Dass Belgien dank Zugpferden wie Charlotte de Witte und Amelie Lens, Clubs wie dem Fuse in Brüssel oder dem EDM-Festival Tomorrowland in den vergangenen Jahren erhöhte Aufmerksamkeit von der internationalen Szene für Dance Music bekommen hat, beeinflusst seine Arbeit jedoch nicht, wie Devriendt betont. „Vielleicht gibt es jungen Menschen das Gefühl, sie könnten in dem Bereich Karriere machen. Im Grunde aber gibt es zwei verschiedene Pole: sehr kommerzielle Musik auf der einen, obskure auf der anderen Seite.” Deutsche hätten den Viervierteltakt im Blut, scherzt er, in Belgien sehe das anders aus: „Selbst die Dance Music von hier ist mehr out there, musikalischer.” Das würde nicht in den Clubs gespielt. „Schau dir das Nachtprogramm beim Meakusma an!
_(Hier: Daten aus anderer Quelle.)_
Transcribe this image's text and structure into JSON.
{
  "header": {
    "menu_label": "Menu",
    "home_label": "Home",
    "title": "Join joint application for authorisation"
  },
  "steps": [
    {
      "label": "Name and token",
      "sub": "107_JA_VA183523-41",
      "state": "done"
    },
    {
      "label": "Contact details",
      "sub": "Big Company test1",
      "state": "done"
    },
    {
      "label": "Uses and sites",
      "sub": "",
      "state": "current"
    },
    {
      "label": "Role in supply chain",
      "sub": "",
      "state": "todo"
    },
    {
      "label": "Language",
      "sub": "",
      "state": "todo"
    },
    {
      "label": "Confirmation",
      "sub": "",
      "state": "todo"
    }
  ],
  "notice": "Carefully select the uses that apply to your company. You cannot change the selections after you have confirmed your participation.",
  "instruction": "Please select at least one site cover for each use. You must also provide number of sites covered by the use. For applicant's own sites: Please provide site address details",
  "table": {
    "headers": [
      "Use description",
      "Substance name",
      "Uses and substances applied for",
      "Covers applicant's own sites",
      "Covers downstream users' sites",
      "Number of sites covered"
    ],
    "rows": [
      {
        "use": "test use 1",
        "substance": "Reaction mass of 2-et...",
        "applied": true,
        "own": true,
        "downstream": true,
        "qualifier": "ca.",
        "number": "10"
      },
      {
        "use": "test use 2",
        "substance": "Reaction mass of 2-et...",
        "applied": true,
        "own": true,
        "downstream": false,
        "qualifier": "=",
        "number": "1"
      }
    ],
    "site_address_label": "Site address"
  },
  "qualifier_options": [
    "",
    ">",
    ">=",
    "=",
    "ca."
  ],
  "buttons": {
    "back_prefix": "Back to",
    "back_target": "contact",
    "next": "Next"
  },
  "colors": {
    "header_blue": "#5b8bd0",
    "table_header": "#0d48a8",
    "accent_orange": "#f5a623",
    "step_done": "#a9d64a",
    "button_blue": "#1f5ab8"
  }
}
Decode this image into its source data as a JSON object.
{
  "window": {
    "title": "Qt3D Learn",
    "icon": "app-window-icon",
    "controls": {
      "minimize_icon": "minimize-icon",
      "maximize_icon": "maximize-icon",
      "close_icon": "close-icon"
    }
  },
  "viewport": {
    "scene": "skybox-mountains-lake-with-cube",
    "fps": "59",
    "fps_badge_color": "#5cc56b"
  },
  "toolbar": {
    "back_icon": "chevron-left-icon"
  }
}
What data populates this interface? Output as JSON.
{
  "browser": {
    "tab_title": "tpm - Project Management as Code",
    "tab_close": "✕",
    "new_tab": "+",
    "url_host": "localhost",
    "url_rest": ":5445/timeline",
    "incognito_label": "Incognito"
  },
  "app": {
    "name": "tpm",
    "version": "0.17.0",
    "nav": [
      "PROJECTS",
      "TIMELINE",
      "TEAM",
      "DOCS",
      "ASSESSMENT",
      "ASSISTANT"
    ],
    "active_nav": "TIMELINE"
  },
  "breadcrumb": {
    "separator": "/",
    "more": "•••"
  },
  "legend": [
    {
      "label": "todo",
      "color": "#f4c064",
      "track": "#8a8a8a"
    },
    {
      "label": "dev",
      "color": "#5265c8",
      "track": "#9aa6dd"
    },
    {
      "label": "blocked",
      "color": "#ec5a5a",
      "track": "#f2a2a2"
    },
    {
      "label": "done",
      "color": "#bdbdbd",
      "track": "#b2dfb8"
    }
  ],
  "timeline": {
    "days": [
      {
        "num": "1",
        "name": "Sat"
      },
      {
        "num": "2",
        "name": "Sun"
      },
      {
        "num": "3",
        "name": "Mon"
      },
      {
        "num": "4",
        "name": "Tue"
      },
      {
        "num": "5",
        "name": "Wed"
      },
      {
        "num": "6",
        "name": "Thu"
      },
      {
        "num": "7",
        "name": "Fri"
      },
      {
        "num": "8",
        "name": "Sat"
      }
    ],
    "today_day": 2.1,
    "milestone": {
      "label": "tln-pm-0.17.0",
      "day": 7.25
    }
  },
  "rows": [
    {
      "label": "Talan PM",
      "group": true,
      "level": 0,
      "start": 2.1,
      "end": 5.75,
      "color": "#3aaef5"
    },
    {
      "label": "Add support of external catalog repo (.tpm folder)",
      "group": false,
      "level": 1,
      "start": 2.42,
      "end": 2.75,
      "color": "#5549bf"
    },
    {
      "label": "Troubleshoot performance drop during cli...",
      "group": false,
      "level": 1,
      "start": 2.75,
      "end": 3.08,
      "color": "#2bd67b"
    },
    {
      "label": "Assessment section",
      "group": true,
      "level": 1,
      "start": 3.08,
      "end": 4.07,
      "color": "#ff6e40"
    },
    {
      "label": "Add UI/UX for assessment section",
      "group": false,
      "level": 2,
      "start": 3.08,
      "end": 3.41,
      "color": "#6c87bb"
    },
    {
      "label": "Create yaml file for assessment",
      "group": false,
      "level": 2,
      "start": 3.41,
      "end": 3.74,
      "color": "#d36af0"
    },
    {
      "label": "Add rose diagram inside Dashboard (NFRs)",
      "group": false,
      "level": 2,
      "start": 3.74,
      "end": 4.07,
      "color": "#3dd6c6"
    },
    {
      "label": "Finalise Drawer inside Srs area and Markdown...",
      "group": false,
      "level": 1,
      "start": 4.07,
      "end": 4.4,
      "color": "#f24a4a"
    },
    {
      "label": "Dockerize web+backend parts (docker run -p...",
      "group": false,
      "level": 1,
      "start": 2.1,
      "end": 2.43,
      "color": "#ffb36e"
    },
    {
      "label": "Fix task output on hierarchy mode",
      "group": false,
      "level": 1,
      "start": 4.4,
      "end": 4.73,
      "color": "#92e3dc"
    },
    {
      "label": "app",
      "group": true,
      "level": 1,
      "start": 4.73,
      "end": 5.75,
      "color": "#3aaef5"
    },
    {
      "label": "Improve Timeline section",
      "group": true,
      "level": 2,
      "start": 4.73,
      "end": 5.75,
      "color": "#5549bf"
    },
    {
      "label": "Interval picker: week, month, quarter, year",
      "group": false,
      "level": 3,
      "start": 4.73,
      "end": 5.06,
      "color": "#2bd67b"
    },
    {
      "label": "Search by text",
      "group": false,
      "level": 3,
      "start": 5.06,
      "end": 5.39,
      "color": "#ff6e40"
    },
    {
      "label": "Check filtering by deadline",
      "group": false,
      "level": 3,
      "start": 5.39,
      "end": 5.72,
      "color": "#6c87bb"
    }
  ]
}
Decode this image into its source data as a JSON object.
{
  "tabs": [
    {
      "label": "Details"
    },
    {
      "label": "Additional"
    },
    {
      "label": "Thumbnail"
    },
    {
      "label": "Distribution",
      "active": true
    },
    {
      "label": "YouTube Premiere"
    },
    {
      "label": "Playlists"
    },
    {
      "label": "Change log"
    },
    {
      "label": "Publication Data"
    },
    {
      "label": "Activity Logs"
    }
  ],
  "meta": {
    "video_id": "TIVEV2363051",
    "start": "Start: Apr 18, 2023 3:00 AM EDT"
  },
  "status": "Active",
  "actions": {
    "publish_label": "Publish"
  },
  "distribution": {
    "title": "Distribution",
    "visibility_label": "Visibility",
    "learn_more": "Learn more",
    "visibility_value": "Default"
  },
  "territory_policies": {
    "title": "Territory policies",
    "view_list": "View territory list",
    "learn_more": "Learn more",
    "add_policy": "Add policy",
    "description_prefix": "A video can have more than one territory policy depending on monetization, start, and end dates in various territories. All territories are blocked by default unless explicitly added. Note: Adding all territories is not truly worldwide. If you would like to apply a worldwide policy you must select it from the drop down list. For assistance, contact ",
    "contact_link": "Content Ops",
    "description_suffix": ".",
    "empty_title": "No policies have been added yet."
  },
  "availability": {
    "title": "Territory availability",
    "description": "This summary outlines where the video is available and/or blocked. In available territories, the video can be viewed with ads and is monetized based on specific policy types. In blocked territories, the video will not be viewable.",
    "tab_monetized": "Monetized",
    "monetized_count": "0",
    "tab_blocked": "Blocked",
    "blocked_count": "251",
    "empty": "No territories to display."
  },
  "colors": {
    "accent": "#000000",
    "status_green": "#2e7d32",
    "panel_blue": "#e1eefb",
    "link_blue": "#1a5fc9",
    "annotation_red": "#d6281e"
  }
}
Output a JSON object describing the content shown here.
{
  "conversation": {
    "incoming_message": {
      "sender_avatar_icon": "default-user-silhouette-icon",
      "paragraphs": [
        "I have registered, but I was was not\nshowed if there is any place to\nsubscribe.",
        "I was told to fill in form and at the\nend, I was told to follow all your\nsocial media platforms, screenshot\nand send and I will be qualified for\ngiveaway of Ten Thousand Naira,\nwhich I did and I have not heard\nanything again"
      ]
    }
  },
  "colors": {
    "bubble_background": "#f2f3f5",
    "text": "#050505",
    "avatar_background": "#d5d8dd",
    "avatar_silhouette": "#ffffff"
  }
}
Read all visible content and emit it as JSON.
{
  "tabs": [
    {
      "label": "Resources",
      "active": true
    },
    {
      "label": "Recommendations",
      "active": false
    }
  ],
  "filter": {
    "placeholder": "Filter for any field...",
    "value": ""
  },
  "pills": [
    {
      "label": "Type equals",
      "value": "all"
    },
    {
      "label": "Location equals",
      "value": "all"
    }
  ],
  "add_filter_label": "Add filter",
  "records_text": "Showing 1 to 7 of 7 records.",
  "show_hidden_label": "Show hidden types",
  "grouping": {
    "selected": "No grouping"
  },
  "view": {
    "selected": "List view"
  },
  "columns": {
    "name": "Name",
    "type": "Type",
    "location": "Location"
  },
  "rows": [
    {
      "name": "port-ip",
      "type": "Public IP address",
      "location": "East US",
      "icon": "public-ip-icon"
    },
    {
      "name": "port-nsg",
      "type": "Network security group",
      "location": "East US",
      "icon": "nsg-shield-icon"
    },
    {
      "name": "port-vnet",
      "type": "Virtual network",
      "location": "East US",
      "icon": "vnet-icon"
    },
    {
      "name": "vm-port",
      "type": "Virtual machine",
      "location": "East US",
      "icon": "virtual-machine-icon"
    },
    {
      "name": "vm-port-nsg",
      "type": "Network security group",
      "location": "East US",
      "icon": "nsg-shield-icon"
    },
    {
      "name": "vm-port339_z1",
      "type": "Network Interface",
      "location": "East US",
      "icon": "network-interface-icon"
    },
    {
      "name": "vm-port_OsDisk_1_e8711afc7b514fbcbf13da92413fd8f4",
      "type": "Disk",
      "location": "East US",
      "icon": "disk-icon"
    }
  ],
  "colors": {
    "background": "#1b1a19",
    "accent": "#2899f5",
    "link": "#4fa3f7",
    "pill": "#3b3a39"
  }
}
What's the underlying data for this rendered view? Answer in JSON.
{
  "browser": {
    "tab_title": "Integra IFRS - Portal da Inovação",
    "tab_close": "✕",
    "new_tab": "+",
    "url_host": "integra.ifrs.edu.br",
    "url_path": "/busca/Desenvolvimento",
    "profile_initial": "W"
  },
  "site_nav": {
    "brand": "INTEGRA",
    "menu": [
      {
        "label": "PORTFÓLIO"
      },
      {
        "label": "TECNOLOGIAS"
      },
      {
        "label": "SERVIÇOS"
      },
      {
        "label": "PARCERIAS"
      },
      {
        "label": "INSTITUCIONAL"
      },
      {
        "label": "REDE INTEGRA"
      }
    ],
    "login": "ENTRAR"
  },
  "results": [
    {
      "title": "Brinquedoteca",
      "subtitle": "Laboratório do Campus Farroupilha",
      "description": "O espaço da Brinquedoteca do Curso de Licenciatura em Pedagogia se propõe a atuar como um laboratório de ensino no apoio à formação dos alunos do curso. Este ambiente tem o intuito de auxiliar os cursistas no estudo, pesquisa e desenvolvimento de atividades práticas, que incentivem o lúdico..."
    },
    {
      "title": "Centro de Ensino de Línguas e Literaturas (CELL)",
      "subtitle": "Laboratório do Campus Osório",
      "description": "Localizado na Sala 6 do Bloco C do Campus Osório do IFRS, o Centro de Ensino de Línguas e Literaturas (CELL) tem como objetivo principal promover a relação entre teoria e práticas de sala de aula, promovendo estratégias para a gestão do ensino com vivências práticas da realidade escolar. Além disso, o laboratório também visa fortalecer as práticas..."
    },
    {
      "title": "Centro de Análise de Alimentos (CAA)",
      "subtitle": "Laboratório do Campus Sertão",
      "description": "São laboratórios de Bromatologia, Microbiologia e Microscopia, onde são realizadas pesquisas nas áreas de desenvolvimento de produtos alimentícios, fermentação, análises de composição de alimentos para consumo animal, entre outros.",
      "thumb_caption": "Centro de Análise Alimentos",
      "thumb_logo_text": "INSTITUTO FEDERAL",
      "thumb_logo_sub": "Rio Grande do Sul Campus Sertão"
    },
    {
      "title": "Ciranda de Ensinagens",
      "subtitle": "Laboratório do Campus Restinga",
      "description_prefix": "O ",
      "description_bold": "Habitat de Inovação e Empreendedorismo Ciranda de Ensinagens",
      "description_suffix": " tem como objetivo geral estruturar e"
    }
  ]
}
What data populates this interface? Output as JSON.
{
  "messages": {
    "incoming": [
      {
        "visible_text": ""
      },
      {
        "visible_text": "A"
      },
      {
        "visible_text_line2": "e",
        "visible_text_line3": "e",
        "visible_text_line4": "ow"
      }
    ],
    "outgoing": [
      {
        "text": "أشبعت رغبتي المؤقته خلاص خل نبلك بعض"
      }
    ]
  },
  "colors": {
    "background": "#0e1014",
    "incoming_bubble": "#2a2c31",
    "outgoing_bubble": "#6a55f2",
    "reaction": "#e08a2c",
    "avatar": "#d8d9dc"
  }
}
Da geht es nicht darum, den Floor vollzubekommen.”
Bitte keine Profi-Musik!
Ähnlich verhält es sich mit der musikalischen Kurationsarbeit mit STROOM. Die sei von Gefühlen geleitet, sagt Devriendt. Mit seinen Künstler:innen arbeitet er am liebsten über lange Zeit, begleitet ihr Wachstum nachhaltig. „Ich bin nicht diplomatisch oder professionell”, lacht er. “Deswegen ziehe ich es auch vor, eine persönliche Bindung mit meinen Artists zu haben. Ich habe vor Kurzem eine Trennung durchlebt, darin waren alle irgendwie involviert.”
Im Gegenzug entsprechen die Musiker:innen jedoch auch nicht dem Bild von Profis, wie sie eigentlich auf dem einen dermaßen erfolgreichen Label zu erwarten wären – im Gegenteil handle es sich bei vielen der Signings um Nicht-Musiker:innen. „Ein Beispiel ist Susannah Stark, die ich wegen eines merkwürdigen ASMR-Stücks auf Soundcloud kontaktiert hatte und die mir sofort ein Album vorschlug.” Devriendt war skeptisch, sagte aber zu und war begeistert von den absonderlichen Vocal-Improvisationen über blubbernden New-Age-Sounds. Gleiches gelte für TRii Group, ein deutscher Künstler, der sein jüngstes Album für STROOM passenderweise vorsichtig ‘Interest in Music’ nannte, oder Dali Muru & The Polyphonic Swarm, ehemals FITH, angeführt von der Schriftstellerin Dalia Neis.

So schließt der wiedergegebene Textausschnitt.